5. O Supremo Tribunal Federal, conforme ressaltado, preconiza o
mesmo entendimento no verbete n. 405, que assim dispõe:"Denegado o
mandado de segurança pela sentença, ou no julgamento do agravo, dela
interposto, fica sem efeito a liminar concedida, retroagindo os
efeitos da decisão contrária." (fls. 186/187)

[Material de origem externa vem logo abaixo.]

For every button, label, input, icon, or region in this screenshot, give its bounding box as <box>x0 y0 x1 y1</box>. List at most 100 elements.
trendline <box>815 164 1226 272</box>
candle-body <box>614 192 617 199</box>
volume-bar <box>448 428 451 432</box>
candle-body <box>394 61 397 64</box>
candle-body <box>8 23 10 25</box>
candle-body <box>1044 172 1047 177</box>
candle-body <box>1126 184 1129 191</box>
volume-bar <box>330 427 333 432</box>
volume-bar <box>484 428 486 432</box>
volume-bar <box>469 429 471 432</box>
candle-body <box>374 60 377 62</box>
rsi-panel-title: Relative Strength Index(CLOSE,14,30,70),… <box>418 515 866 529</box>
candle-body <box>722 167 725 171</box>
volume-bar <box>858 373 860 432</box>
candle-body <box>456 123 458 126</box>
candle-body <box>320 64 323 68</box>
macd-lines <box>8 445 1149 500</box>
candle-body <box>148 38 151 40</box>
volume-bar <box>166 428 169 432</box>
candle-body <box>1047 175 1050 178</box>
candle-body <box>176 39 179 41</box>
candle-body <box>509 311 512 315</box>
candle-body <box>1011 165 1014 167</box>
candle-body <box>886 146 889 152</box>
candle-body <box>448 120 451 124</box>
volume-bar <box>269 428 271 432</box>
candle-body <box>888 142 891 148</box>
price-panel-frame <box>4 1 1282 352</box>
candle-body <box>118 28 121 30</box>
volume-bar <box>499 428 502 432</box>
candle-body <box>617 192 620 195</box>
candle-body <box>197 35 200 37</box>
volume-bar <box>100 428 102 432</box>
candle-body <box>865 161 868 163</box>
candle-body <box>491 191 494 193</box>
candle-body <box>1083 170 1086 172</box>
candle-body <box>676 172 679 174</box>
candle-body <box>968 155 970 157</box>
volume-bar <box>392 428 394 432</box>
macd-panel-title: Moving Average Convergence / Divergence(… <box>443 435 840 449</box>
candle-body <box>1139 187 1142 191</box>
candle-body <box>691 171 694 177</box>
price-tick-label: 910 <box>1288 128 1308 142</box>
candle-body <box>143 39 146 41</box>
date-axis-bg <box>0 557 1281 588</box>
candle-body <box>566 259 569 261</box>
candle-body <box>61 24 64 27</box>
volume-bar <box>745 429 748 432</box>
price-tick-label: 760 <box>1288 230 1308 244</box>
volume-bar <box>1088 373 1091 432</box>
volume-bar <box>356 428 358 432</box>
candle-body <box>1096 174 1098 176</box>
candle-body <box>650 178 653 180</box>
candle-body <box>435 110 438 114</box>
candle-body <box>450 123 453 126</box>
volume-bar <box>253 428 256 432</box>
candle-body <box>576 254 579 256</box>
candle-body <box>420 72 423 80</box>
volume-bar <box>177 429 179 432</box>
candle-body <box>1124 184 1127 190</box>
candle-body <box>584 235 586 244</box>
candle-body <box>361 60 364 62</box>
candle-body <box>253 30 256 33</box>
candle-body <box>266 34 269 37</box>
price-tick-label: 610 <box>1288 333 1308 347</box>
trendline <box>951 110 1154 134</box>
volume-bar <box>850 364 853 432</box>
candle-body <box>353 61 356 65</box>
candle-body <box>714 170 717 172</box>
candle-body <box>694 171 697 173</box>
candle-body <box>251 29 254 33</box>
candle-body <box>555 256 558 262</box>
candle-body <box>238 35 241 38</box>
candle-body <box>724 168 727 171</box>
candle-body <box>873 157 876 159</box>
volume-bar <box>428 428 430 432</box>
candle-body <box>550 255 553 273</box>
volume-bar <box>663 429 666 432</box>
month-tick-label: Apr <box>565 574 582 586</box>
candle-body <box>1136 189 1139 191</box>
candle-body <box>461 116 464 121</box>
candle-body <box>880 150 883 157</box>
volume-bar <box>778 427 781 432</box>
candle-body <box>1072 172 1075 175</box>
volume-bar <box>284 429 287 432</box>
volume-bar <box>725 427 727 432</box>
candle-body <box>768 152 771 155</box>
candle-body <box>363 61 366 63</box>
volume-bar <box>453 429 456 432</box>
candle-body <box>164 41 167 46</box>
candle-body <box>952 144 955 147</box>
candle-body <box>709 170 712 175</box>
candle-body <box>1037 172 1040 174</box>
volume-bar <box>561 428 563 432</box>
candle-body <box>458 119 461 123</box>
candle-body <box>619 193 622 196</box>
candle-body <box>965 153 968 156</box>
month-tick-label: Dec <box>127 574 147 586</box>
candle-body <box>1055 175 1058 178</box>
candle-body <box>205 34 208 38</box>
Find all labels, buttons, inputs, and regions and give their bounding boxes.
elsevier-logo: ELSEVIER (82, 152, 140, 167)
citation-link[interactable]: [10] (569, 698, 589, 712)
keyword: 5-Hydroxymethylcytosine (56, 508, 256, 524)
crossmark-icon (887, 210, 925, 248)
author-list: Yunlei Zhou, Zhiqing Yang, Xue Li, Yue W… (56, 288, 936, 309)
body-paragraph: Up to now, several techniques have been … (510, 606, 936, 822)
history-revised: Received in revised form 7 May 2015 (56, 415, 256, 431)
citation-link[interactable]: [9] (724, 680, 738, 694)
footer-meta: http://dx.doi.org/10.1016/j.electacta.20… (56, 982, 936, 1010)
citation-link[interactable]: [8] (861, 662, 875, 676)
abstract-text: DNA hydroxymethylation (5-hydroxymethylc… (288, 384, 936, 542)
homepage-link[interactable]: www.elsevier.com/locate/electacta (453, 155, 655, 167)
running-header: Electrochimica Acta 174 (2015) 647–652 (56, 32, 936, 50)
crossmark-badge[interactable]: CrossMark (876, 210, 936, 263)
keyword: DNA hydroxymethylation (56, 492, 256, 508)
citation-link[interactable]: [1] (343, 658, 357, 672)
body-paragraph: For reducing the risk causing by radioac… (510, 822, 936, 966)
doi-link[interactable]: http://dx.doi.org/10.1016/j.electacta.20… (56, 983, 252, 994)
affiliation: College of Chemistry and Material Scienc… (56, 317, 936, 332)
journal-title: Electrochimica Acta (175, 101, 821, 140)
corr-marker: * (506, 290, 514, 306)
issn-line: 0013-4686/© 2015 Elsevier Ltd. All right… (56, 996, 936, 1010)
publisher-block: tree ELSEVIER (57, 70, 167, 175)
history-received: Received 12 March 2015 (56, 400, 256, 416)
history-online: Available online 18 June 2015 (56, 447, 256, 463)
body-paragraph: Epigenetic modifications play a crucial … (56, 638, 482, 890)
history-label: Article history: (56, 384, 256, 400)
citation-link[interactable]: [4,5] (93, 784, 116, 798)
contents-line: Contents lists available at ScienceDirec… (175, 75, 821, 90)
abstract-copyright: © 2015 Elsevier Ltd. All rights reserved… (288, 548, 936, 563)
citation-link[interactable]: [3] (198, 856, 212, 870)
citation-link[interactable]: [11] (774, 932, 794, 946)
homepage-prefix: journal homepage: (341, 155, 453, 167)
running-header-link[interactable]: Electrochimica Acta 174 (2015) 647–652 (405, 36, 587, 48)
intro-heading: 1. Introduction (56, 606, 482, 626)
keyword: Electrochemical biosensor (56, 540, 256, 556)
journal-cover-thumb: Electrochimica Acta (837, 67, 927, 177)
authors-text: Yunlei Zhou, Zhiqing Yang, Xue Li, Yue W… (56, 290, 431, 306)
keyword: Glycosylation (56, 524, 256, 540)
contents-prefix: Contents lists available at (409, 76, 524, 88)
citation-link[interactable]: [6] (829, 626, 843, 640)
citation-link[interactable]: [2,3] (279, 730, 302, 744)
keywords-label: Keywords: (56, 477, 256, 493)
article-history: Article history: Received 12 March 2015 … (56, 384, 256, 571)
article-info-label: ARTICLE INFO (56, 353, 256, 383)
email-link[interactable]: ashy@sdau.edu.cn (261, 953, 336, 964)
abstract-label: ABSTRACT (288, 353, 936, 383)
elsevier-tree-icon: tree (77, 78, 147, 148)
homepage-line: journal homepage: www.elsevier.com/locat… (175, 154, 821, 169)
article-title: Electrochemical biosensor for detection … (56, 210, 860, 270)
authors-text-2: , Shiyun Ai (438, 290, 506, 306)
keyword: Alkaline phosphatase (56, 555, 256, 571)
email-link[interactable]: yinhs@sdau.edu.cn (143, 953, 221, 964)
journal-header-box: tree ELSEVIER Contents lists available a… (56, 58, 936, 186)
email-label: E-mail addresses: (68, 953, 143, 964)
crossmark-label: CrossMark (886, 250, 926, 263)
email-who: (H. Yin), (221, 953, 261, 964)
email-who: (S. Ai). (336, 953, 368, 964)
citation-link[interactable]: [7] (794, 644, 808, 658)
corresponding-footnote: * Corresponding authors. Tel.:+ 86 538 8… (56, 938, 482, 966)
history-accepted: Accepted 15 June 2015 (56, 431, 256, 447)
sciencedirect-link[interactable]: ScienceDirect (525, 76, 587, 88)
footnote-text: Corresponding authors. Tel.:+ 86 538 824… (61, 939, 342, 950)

6. Aliás, o art. 63, § 2º, da Lei n.º 9.430/96, veio reforçar
referido entendimento ao dispor que "A interposição da ação judicial
favorecida com a medida liminar interrompe a incidência da multa de
mora, desde a concessão da medida judicial, até 30 dias após a data
da publicação da decisão judicial que considerar devido o tributo ou
contribuição."
7. Recurso especial provido.
Decisão Completa
Vistos, relatados e discutidos estes autos, acordam os Ministros da
PRIMEIRA TURMA do Superior Tribunal de Justiça, na conformidade dos
votos e das notas taquigráficas a seguir, por unanimidade, dar
provimento ao recurso especial, nos termos do voto do Sr. Ministro
Relator. Os Srs. Ministros Teori Albino Zavascki, Denise Arruda e
José Delgado votaram com o Sr. Ministro Relator.
Ausente, ocasionalmente, o Sr. Ministro Francisco Falcão.